- Born: 1781
- Died: 2 October 1860 (aged 78–79) Bath, Somerset
- Allegiance: United Kingdom
- Branch: Royal Navy
- Service years: 1796 to 1860
- Rank: Admiral
- Conflicts: French Revolutionary Wars; Napoleonic Wars Persian Gulf campaign of 1809; Action of 18 September 1810; Invasion of Île de France; ;
- Awards: Companion of the Order of the Bath

= Charles Gordon (Royal Navy officer) =

Admiral Charles Gordon, CB (1781 - 3 October 1860) was an officer of the British Royal Navy during the nineteenth century. Gordon's most notable action was the action of 18 September 1810, when he was seriously wounded in battle and his frigate HMS Ceylon captured by the French frigate Vénus. Gordon was recaptured by Commodore Josias Rowley the following day and later took part in the capture of Île de France. This was the second occasion on which Gordon had been captured, but he had also distinguished himself in operations against Persian Gulf pirates in the campaign of 1809 and was flag captain at the capture of Île de France in December 1810. His later career was unremarkable, although he eventually rose to become an admiral and was made a Companion of the Order of the Bath before his death in 1860.

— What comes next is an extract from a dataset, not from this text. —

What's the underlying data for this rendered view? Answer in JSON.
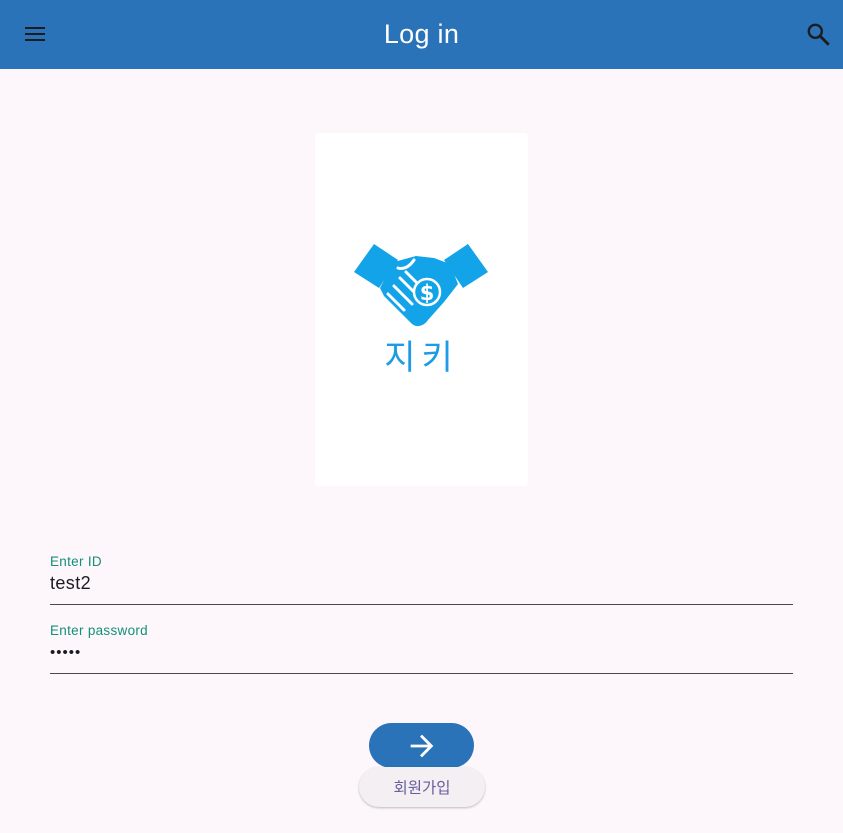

Gordon was the third son of Robert Francis Grant-Gordon and Mary Aston, daughter of Sir Willoughby Aston, 5th Baronet. He was the younger brother of Sir James Willoughby Gordon, who was created a baronet and Rear-Admiral Henry Gordon, who was twice mayor of Bath.

==Military career==
Charles Gordon joined the Royal Navy in June 1796 as a midshipman and by later advanced to become a commander in the sloop St Lucia. In 1807 he was captured but was exchanged soon afterwards and made a post captain in command of HMS Caroline, which he commanded in the Indian Ocean, operating against pirates in the Persian Gulf during the campaign of 1809: At Ras al-Khaymah in November 1809, Caroline destroyed or captured 80 pirate vessels. Shortly after the operations in the Persian Gulf, Gordon took command of the Indian-built frigate HMS Ceylon and continued operating in the Indian Ocean, based at Madras.

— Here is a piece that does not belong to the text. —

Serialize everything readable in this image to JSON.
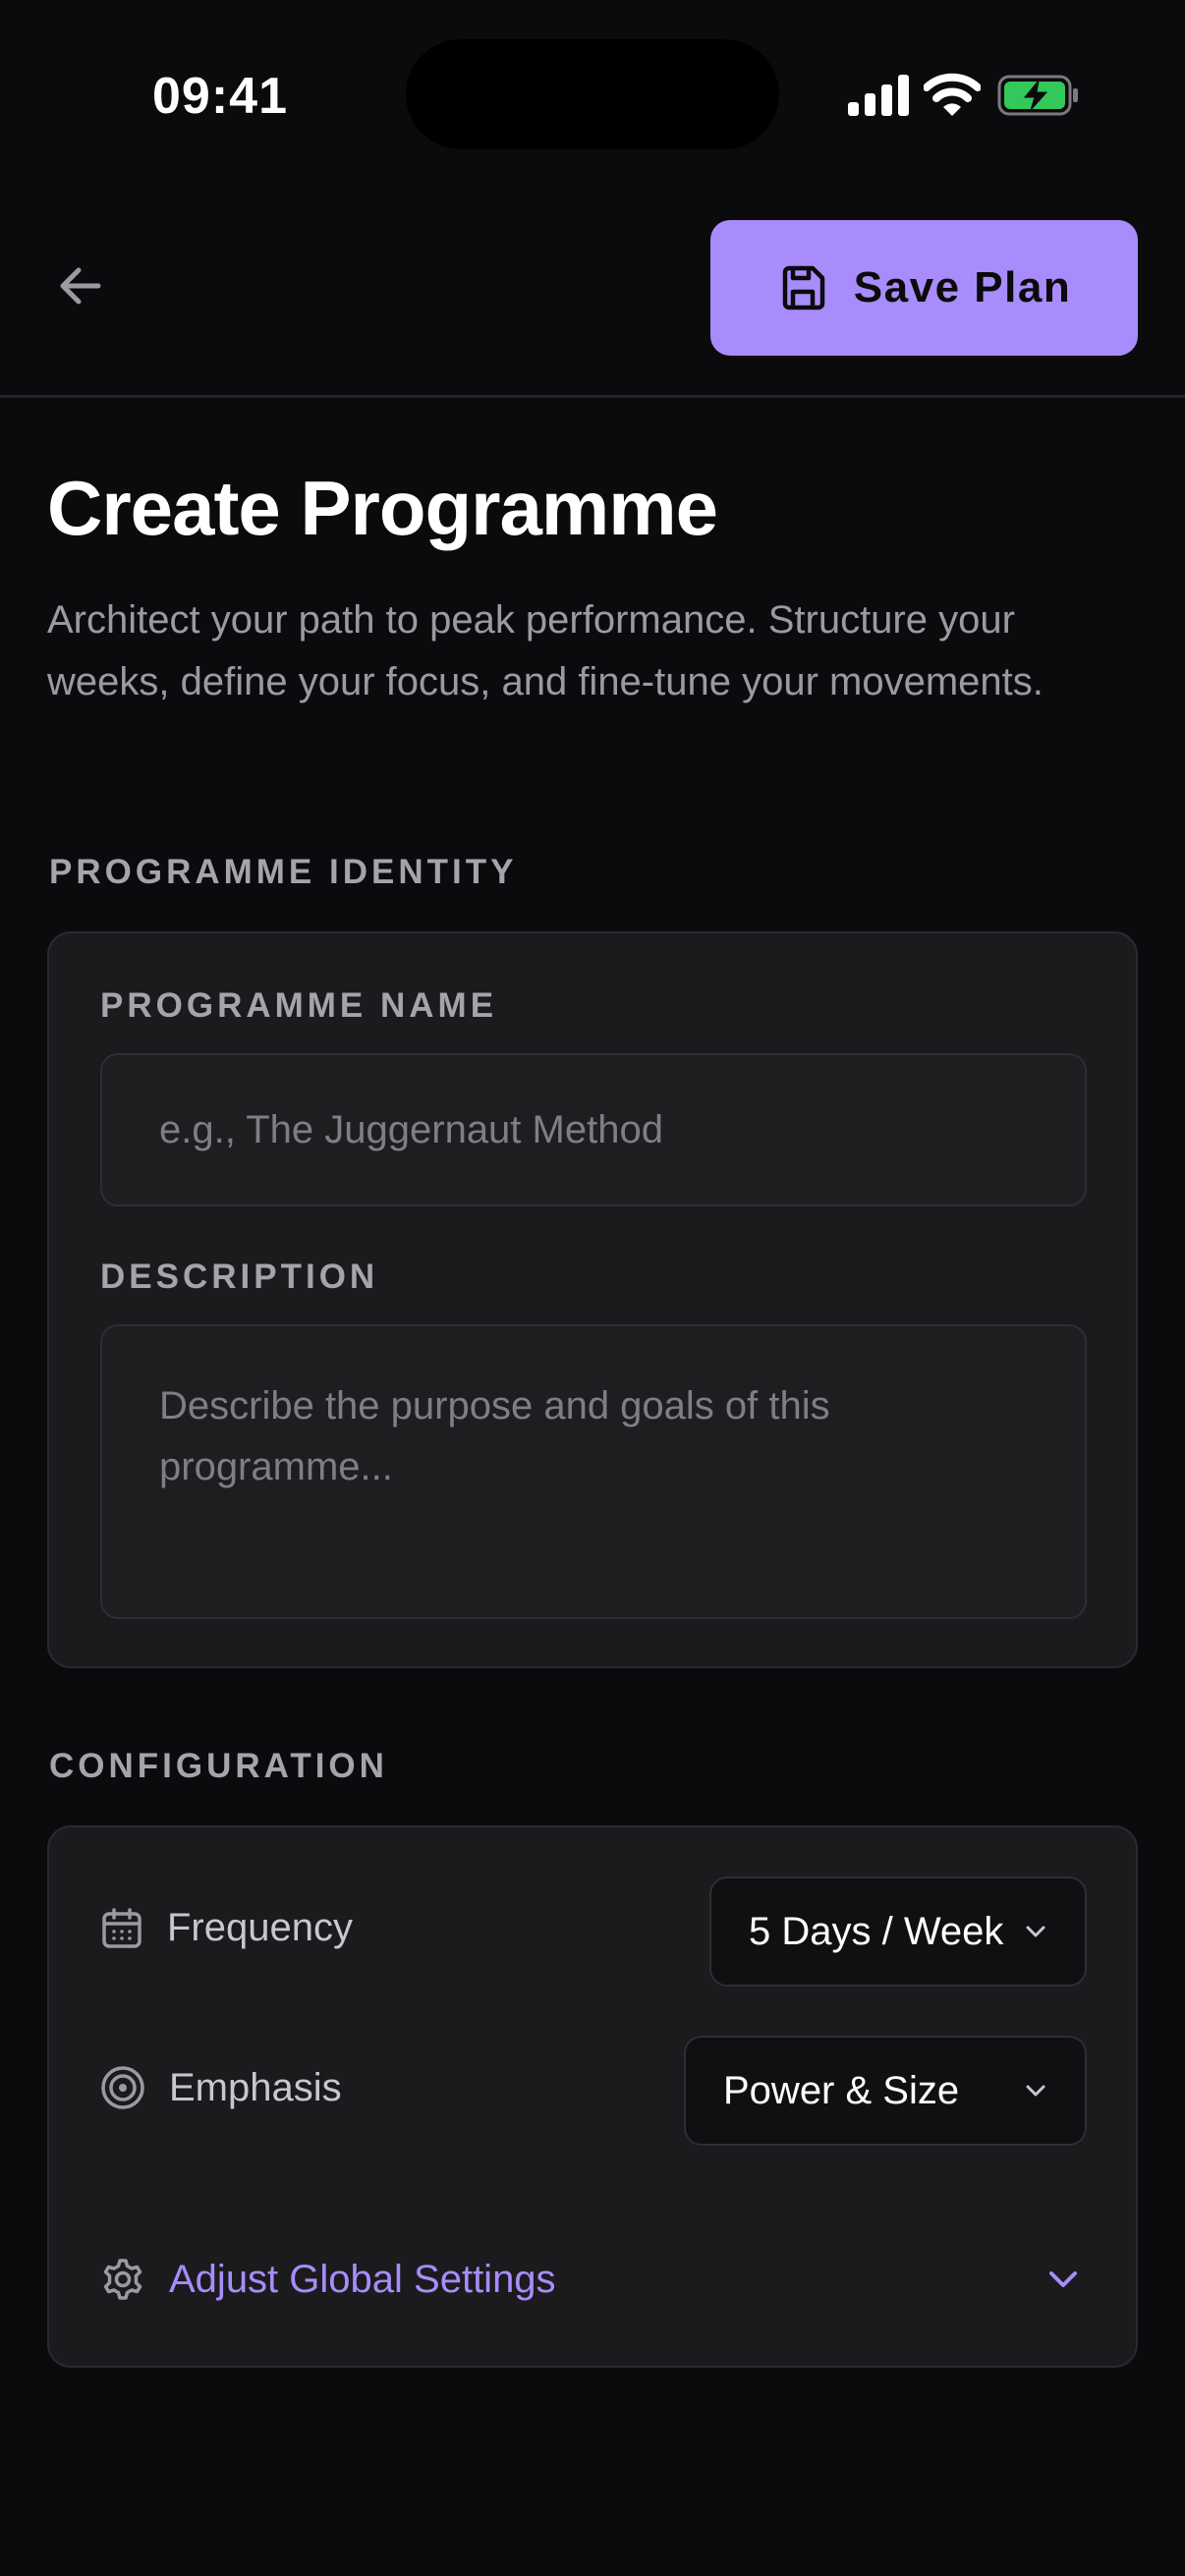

In September 1810, word reached Madras that the British force that was blockading the French island of Île de France had been destroyed at the Battle of Grand Port and its commander Josias Rowley was in desperate need of reinforcement. Sailing south to join Rowley, Ceylon visited Port Napoleon on Île de France in the hope of meeting Rowley there. Instead he found the large French frigate Vénus and the corvette Iéna under the command of Commodore Jacques Hamelin. The French ships chased Ceylon westwards towards Île Bourbon and caught her on 17 September within sight of Saint Denis. In a series of bitterly contested engagements during the night, Ceylon was battered and defeated, the badly wounded Gordon surrendering to Hamelin, but only after inflicting significant damage to his flagship. Gordon was taken aboard the French ship and was thus freed when Rowley chased and captured Hamelin's ship on 18 September. At the eventual court martial into his conduct in the action, Gordon was honourably acquitted.

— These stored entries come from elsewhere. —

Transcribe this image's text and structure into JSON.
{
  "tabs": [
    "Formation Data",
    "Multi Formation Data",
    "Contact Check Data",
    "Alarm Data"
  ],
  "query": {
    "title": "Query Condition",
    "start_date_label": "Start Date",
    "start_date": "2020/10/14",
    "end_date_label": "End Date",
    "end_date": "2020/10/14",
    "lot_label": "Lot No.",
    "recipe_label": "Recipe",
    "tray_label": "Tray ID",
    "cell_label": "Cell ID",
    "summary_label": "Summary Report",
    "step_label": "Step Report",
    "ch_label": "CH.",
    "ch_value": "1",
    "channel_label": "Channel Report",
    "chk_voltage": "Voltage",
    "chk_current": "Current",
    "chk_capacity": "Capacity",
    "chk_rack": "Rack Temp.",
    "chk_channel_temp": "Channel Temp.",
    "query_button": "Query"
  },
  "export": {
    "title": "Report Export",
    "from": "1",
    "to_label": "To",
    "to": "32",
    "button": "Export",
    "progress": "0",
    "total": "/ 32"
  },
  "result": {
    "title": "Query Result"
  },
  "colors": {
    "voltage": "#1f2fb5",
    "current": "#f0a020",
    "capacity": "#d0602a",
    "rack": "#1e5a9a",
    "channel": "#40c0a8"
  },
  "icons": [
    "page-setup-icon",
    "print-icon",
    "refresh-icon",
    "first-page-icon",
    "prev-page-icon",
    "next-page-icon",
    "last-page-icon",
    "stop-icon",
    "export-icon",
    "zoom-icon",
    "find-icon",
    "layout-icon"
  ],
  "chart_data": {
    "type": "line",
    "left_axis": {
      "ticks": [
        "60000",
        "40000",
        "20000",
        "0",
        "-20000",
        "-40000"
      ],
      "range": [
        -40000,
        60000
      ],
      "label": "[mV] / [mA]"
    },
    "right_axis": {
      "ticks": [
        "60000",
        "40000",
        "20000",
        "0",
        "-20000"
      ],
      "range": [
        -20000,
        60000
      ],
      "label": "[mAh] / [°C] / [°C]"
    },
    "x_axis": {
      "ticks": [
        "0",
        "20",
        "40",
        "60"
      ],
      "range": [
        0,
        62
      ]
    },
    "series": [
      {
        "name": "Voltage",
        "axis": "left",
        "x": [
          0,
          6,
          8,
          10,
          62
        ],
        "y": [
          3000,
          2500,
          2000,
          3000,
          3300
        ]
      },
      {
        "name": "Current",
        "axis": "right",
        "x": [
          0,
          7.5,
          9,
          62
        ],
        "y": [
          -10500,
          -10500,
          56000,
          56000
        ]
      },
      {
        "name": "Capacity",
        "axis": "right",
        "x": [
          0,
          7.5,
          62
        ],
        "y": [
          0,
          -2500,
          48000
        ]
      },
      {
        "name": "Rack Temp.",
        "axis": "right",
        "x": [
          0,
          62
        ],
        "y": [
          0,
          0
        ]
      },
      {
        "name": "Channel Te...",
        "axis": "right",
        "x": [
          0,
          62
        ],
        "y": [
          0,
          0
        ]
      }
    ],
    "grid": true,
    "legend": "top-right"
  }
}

Although badly wounded in the action, Gordon was made captain of HMS Africaine, which later served as Admiral Albemarle Bertie's flagship in the successful invasion of Île de France. In the aftermath of the campaign, Gordon was sent back to Britain and despite living another 50 years and remaining in the Navy throughout, he never again served at sea. He was appointed a Companion of the Order of the Bath and gradually rose through the retired ranks, becoming a vice-admiral in 1853, and a full admiral prior to his death in October 1860 aged 79.

==Personal life==

Gordon married Anne Blayney, daughter of Lt.-Gen. Lord Blayney in 1818.